11
votes

How can I optimally (in terms financial cost) empty a DynamoDB table with boto? (as we can do in SQL with a truncate statement.)

boto.dynamodb2.table.delete() or boto.dynamodb2.layer1.DynamoDBConnection.delete_table() deletes the entire table, while boto.dynamodb2.table.delete_item() boto.dynamodb2.table.BatchTable.delete_item() only deletes the specified items.

3
Could you elaborate on what you mean by truncate the table? I'm not sure what you mean by that.garnaat
@garnaat By truncating I mean emptying a table.Franck Dernoncourt
The most efficient way to empty a table is to delete it and re-create it. If it were me, I would have a CloudFormation template to create the table/indexes/etc. and then use CreateStack, DeleteStack to manage its lifecycle.garnaat

3 Answers

12
votes

While i agree with Johnny Wu that dropping the table and recreating it is much more efficient, there may be cases such as when many GSI's or Tirgger events are associated with a table and you dont want to have to re-associate those. The script below should work to recursively scan the table and use the batch function to delete all items in the table. For massively large tables though, this may not work as it requires all items in the table to be loaded into your computer

import boto3
dynamo = boto3.resource('dynamodb')

def truncateTable(tableName):
    table = dynamo.Table(tableName)
    
    #get the table keys
    tableKeyNames = [key.get("AttributeName") for key in table.key_schema]
    
    """
    NOTE: there are reserved attributes for key names, please see https://docs.aws.amazon.com/amazondynamodb/latest/developerguide/ReservedWords.html
    if a hash or range key is in the reserved word list, you will need to use the ExpressionAttributeNames parameter
    described at https://boto3.amazonaws.com/v1/documentation/api/latest/reference/services/dynamodb.html#DynamoDB.Table.scan
    """

    #Only retrieve the keys for each item in the table (minimize data transfer)
    ProjectionExpression = ", ".join(tableKeyNames)
    
    response = table.scan(ProjectionExpression=ProjectionExpression)
    data = response.get('Items')
    
    while 'LastEvaluatedKey' in response:
        response = table.scan(
            ProjectionExpression=ProjectionExpression, 
            ExclusiveStartKey=response['LastEvaluatedKey'])
        data.extend(response['Items'])

    with table.batch_writer() as batch:
        for each in data:
            batch.delete_item(
                Key={key: each[key] for key in tableKeyNames}
            )
            
truncateTable("YOUR_TABLE_NAME")
9
votes

As Johnny Wu mentioned, deleting a table and re-creating it is more efficient than deleting individual items. You should make sure your code doesn't try to create a new table before it is completely deleted.

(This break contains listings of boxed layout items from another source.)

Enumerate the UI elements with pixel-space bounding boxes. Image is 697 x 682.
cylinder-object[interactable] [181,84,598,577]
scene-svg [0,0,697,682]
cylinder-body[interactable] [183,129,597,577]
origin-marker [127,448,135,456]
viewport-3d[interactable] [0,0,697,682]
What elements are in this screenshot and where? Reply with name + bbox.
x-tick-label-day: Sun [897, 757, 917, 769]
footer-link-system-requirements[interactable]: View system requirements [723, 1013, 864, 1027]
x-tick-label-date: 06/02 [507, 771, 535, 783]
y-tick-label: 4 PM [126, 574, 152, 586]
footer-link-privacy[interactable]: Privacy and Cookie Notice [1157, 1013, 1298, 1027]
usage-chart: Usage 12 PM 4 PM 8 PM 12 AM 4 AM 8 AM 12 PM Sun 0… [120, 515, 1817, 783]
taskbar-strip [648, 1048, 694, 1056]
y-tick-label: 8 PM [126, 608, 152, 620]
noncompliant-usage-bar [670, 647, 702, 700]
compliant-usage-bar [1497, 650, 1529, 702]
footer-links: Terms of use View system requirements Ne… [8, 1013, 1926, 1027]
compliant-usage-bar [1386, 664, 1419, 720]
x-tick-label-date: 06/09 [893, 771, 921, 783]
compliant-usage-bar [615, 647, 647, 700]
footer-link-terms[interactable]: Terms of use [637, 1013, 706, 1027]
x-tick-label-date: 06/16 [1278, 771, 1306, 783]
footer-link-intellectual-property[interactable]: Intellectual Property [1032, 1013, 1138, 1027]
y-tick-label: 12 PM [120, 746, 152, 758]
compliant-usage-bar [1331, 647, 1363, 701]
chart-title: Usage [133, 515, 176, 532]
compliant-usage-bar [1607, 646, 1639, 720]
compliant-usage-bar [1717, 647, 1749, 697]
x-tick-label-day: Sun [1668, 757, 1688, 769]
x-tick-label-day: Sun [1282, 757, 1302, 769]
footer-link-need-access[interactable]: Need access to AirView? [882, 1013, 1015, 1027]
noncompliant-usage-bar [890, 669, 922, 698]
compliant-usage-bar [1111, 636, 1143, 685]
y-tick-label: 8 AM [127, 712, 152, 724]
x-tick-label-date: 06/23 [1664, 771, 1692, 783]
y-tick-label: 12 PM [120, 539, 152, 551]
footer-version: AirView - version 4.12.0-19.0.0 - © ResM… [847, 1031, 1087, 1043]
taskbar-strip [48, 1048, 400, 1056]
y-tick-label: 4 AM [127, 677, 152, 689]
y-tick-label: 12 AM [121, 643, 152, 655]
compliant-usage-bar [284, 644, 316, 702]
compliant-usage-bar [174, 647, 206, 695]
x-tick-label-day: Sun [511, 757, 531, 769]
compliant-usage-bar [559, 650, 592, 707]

def deleteTable(table_name):
    print('deleting table')
    return client.delete_table(TableName=table_name)


def createTable(table_name):
    waiter = client.get_waiter('table_not_exists')
    waiter.wait(TableName=table_name)
    print('creating table')
    table = dynamodb.create_table(
        TableName=table_name,
        KeySchema=[
            {
                'AttributeName': 'YOURATTRIBUTENAME',
                'KeyType': 'HASH'
            }
        ],
        AttributeDefinitions= [
            {
                'AttributeName': 'YOURATTRIBUTENAME',
                'AttributeType': 'S'
            }
        ],
        ProvisionedThroughput={
            'ReadCapacityUnits': 1,
            'WriteCapacityUnits': 1
        },
        StreamSpecification={
            'StreamEnabled': False
        }
    )


def emptyTable(table_name):
    deleteTable(table_name)
    createTable(table_name)
3
votes

Deleting a table is much more efficient than deleting items one-by-one. If you are able to control your truncation points, then you can do something similar to rotating tables as suggested in the docs for time series data.